Freight trains still go over the mountains as slowly—less than 25 miles per hour—as they did in the 1870s. Amtrak has all but given up on train service through them. And a Southwest Airlines pilot once explained to me how planes almost always hit at least a bit of turbulence going over the mountains, a product of shifting wind patterns.

In this, and in other ways, the Tehachapis represent Californians as we really are: difficult, stubborn—and shorter and wider than we appear in our publicity stills. (Not everyone can look like the Yosemite Valley or Angelina Jolie.)

And scientists and conservationists will tell you that, in their diversity, the Tehachapis are the most Californian of mountains. As Bob Reid, Michael White, and Scot Pipkin of the Tejon Ranch Conservancy patiently explained to me, the Tehachapis are the only place in the state where four varied regions converge—the Mojave Desert, the Sierra Nevada, the coastal range, and the San Joaquin Valley.

And so the Tehachapis, like California, are full of places where very different things thrive in close proximity—desert scrub and Joshua trees next to Sierra Nevada forest, or coastal chaparral near Valley grasslands. This biological diversity, in combination with the Tehachapis’ varied topography (from peaks to plains) may make species there more resistant to climate change. And it means the mountains, like our state, are full of surprises; the adobe sunburst and the California jewelflower are among the plants that have turned up there.

The Tehachapis, so little talked about despite their importance, used to loom larger in the public imagination. Read newspapers and books from 19th-century California, when most of the state’s population was in the north and crossing the Tehachapis was a life-threatening undertaking, and you’ll find Southern California routinely described as “South of the Tehachapis” in the tone one might speak of a renegade province or an uncivilized hinterland.

But in the 20th century, California tilted south, and the Tehachapis became less prominent, serving as a wall to prevent Southern California from sprawling too far north. Another reason the Tehachapis were not talked about so much: They are mostly privately owned (for ranches), and not so easily explored by California’s nature seekers.
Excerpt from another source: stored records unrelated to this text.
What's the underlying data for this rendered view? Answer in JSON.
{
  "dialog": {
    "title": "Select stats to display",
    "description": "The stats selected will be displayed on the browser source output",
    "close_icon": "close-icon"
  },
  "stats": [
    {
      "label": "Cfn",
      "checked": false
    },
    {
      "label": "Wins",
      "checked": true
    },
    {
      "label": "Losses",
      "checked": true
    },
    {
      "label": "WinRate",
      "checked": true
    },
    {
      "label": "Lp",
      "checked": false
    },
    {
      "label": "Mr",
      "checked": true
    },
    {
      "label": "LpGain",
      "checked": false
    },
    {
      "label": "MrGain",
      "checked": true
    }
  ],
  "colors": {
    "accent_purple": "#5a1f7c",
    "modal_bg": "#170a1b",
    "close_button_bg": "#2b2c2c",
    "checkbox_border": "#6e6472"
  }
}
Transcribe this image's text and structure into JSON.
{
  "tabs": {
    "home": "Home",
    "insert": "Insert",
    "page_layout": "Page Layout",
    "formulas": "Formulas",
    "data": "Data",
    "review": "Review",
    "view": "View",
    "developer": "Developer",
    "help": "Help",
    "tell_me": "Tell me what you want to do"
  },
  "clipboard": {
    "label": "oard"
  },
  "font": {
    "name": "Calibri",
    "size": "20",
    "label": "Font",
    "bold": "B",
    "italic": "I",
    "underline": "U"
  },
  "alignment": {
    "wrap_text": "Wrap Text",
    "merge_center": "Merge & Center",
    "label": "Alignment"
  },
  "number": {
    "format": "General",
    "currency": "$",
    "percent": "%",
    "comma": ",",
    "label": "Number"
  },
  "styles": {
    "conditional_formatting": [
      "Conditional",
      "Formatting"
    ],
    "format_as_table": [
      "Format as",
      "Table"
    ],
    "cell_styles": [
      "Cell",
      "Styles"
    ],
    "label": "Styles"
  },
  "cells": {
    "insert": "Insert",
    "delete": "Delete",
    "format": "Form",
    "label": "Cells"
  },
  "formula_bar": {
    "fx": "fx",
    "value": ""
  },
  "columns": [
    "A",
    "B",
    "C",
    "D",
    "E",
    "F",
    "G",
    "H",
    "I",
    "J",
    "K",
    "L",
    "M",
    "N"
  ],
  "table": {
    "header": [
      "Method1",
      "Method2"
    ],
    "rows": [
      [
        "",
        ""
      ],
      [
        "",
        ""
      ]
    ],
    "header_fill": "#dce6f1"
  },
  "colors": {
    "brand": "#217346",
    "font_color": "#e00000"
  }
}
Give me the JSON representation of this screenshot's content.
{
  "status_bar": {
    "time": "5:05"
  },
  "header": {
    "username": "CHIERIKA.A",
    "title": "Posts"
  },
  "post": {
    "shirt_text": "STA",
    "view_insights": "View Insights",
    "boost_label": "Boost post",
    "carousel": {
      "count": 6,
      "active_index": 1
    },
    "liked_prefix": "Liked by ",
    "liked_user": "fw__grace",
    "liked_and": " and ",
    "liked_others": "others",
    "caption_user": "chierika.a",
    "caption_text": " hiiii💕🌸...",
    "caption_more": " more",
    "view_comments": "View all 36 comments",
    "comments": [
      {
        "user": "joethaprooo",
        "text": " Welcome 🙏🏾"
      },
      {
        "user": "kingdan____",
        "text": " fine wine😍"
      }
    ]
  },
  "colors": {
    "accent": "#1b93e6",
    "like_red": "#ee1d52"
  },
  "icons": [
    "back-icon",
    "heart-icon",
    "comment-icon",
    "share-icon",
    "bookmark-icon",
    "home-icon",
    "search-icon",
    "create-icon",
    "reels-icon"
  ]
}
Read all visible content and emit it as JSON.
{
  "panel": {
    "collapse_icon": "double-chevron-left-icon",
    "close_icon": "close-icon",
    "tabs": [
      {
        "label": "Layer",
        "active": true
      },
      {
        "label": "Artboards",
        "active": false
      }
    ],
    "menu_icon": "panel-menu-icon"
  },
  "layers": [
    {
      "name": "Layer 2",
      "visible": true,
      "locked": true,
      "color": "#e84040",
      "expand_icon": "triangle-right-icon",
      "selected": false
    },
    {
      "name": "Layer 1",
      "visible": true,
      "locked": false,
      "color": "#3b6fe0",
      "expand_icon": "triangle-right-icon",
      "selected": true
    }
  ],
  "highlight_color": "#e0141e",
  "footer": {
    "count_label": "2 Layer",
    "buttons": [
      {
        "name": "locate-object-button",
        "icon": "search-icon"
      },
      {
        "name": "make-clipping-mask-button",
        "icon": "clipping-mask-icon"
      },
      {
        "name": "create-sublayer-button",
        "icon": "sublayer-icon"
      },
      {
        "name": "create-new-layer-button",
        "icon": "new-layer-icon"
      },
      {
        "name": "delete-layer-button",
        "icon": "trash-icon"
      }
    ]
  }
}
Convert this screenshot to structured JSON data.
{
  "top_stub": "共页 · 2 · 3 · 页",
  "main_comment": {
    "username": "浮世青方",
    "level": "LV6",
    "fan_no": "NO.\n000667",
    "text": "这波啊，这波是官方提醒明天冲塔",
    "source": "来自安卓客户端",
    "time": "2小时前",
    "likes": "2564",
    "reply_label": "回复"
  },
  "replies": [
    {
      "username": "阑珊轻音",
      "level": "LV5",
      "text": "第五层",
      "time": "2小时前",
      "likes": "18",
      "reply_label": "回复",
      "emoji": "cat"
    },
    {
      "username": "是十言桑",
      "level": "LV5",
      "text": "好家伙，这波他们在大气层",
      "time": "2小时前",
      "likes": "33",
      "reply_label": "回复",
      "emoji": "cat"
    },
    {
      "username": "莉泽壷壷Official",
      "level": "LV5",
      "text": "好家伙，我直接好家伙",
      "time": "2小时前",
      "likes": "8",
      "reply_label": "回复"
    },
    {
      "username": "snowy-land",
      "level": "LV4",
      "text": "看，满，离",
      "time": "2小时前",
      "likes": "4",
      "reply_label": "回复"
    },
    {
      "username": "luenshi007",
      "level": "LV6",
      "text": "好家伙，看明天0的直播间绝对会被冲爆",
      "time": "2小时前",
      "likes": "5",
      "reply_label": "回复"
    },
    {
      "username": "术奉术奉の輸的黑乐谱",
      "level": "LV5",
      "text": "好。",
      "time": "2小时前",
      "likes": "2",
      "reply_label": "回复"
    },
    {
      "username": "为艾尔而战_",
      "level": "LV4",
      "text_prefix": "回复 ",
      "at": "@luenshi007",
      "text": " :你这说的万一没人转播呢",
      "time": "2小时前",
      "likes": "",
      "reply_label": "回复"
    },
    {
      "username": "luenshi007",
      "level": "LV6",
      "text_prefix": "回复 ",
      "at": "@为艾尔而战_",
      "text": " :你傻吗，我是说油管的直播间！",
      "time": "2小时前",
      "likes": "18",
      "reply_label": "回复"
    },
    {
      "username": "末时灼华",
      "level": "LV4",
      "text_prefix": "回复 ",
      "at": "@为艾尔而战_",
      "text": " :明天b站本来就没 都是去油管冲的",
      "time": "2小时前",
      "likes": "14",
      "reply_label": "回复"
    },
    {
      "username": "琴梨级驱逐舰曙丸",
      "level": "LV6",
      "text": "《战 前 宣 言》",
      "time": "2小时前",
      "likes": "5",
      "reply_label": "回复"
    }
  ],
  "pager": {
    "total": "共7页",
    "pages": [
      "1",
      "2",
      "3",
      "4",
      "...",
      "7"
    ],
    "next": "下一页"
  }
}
That is beginning to change. The last decade has brought the promise of a new era to the Tehachapis—and that involves more than just the highly publicized restoration of a California condor population in the Tehachapi region after near extinction.

The Tejon Ranch, a 422-square mile property in the Tehachapis, has pursued commercial, retail, and housing development on some of its property (perhaps notably the Outlets at Tejon along I-5 north of the Grapevine), while also striking, in 2008, a historic agreement with environmental organizations to protect 90 percent of its land. Now the Tejon Ranch Conservancy is working to conserve, explore, and provide public access. There are wildflower viewing stations, bird watches, community hikes and drives, student trips, naturalist classes (based on the University of California’s famous naturalist program), and citizen science projects. This spring will offer more opportunities for Californians to get to know this hard-to-know mountain range.

Private conservation efforts like Tejon don’t draw headlines like presidential declarations of new national parks or forests. But they are more representative of the future than the flashier conservation of public lands, which has become more difficult given the higher costs of land, the pressure on public budgets, and political polarization around eminent domain and property rights.

The conservation of the Tehachapis means more Californians may connect to the range, and not merely through it. Californians will want more of both kinds of connections, and we’ll need to be careful to minimize their impacts. The Tehachapis, once again, will have to hang tough.